Mortgage competition is an exquisite thing, especially on days like this.
Canada’s 5-year government bond yield sprang to a two-month high today. Normally that’s a clue that fixed mortgage rates are on the up escalator. Not this time.
Instead, 5-year fixeds defied bonds (and logic) and actually dropped — at least the ones tracked by RateSpy.com. The nation’s leading 5-year fixed rates fell to 1.97% for insured mortgages and 2.09% for uninsured, both courtesy of Butler Mortgage.
Of course, the cheapest rates usually come with strings attached and these are no exceptions. You’ll pay another two-tenths of a percentage point ($1,900 on a typical $200,000 mortgage) if you want a “full-featured” loan with good portability, refinanceability and blendability.
That’s still less than a floating rate, though, which is utterly eerie.
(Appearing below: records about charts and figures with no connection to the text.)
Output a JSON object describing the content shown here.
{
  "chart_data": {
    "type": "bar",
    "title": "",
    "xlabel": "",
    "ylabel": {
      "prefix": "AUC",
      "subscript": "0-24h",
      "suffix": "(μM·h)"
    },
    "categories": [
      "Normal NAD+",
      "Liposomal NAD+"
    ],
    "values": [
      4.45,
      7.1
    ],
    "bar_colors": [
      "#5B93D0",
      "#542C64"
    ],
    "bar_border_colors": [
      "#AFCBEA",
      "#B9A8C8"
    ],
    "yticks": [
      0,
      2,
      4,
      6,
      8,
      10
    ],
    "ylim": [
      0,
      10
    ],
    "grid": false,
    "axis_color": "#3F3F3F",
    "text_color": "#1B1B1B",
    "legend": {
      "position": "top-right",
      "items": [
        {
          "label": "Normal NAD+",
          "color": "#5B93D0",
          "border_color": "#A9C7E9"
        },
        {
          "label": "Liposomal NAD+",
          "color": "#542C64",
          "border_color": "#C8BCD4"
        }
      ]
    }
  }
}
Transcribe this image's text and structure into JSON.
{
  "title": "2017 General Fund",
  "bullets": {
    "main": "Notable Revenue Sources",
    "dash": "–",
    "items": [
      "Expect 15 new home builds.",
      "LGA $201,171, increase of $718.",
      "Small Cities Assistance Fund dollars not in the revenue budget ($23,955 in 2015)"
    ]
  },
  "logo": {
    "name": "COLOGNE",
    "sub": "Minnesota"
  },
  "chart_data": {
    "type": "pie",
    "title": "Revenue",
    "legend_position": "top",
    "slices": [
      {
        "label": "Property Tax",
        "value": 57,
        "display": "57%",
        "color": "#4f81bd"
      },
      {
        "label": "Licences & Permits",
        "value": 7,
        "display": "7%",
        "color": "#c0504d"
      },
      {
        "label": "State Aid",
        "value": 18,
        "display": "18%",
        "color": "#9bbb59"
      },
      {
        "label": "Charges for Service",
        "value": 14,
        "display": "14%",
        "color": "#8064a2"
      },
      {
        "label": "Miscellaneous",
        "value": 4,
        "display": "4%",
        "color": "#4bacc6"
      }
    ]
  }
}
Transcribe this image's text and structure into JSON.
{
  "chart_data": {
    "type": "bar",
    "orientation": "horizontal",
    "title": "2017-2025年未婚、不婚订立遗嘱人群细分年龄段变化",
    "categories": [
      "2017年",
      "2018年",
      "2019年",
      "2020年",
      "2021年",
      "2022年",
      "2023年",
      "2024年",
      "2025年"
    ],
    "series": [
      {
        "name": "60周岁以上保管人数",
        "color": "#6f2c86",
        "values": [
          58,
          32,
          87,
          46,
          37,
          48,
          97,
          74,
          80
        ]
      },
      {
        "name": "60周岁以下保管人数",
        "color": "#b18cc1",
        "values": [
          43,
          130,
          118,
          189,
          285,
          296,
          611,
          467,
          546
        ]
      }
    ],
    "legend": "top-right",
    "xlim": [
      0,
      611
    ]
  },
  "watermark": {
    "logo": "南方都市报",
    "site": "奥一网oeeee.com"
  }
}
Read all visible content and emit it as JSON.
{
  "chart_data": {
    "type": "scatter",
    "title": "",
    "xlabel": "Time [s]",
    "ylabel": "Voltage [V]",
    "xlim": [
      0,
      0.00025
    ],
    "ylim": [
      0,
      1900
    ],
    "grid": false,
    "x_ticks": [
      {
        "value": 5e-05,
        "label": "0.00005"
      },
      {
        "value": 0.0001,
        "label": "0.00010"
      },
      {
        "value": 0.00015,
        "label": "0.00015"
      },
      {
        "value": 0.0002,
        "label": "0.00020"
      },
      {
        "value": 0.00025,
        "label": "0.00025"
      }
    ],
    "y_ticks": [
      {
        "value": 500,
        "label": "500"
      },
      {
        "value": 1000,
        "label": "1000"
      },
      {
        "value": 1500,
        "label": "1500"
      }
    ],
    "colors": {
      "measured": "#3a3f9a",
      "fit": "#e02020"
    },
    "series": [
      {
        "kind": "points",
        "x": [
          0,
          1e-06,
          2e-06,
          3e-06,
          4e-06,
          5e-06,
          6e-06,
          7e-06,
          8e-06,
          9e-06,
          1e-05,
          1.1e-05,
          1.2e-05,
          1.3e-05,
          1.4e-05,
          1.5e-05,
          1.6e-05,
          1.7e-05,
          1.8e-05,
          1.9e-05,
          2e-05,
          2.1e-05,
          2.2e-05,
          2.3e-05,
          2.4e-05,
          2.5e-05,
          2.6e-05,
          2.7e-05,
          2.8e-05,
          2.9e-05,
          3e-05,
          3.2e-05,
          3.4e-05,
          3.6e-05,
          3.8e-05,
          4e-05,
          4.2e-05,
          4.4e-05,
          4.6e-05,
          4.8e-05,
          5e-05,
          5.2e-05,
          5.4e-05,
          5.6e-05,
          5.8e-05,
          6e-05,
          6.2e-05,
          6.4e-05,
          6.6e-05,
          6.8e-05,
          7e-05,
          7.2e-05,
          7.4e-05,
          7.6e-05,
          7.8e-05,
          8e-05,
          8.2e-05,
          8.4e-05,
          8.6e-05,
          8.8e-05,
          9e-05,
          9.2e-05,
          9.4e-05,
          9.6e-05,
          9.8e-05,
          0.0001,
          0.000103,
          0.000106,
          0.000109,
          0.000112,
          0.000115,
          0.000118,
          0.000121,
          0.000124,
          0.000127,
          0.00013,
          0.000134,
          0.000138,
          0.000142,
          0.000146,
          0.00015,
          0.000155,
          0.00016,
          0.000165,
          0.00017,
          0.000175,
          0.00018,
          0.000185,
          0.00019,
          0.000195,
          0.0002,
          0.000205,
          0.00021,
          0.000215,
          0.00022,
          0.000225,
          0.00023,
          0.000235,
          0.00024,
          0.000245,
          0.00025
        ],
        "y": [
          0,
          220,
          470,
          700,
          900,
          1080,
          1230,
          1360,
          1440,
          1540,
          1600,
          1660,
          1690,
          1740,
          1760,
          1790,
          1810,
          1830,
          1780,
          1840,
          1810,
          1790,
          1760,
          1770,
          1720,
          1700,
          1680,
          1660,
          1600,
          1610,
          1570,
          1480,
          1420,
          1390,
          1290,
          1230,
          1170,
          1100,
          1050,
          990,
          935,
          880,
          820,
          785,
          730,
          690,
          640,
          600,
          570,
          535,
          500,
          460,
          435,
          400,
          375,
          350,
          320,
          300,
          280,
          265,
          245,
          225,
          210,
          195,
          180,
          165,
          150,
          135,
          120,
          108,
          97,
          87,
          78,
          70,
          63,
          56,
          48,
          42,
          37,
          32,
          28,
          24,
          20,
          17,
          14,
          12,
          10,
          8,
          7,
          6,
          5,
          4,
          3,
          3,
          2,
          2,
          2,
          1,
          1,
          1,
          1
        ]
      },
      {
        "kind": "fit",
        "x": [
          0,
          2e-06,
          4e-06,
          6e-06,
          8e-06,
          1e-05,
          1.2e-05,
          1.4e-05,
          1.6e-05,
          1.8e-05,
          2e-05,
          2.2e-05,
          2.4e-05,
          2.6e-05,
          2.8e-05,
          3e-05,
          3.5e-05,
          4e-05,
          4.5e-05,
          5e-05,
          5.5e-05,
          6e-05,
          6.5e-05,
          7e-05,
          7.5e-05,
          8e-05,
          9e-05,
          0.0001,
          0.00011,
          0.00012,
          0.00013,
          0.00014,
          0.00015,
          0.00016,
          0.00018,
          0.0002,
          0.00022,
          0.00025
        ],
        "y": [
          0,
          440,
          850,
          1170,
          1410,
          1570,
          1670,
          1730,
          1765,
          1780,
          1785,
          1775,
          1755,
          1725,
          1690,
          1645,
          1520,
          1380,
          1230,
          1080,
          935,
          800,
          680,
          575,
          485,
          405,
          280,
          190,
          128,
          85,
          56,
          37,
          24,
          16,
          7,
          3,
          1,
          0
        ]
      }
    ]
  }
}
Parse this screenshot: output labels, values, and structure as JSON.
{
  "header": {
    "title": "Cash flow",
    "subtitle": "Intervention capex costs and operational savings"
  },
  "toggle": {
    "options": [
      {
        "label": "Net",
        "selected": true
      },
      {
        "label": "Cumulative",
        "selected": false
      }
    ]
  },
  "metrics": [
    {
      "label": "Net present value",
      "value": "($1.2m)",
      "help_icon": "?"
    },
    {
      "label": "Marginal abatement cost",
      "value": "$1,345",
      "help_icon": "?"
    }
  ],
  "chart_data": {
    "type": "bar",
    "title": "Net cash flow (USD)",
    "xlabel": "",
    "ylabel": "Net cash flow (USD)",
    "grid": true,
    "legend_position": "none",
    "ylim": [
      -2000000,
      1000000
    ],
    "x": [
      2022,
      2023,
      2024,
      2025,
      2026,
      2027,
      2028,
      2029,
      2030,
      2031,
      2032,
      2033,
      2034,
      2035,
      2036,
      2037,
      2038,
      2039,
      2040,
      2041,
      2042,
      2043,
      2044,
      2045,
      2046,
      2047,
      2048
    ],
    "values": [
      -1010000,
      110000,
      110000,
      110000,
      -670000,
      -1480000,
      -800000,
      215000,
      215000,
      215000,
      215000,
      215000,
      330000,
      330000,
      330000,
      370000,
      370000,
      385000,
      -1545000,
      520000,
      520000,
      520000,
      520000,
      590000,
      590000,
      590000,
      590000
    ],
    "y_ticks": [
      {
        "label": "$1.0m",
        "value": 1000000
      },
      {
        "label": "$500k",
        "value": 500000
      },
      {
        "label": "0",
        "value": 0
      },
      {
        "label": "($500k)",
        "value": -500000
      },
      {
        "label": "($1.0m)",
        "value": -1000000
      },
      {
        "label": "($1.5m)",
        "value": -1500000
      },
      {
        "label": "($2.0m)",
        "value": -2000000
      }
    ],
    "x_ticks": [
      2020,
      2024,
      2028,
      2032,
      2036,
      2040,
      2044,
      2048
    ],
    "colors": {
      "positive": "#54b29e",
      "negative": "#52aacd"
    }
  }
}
When you get a long-term fixed for the price of a variable, that’s as unnatural as a slice of Velveeta cheese. The market is essentially absorbing your risk and signalling indefinitely low rates.
Why Are We the Only Ones?
Mortgage shoppers who’ve made the rounds to the popular rate websites might be wondering: Why don’t 5-year fixed rates like 1.97% appear on those other sites? Most rate aggregators still show 2.14% or higher.
Too many folks are oblivious to the sordid truth, which is sort of sad if we’re being honest. The untold scandal in this business (yep, scandal is a fitting word for it) is that most rate sites aren’t committed to the lowest rates. They’re committed to displaying rates from providers who pay them for promotion. How downright unsporting.
At the Spy, you see all lenders that publicly advertise prime mortgage rates. We don’t require lenders to pay us. Sure, that generates less advertising $$$, but you get more choices. And choice leads to savings. And you saving money fills our good karma bucket, and that keeps us from being reincarnated as house flies.
Wait! It’s Another Bottom
Forbes asks: “Is The Bottom In For Interest Rates?”
…to which we say, not another “Is the Bottom In for Interest Rates” story.
Funny enough, Forbes virtually answered its own question by posting this story on the same exact page: “The Fed Used Jackson Hole to Plan Negative Rates”
Negative is less than positive. And negative is plausible in our random walk, low growth, low inflation rate market. So deductively speaking, the bottom might not actually be in just yet.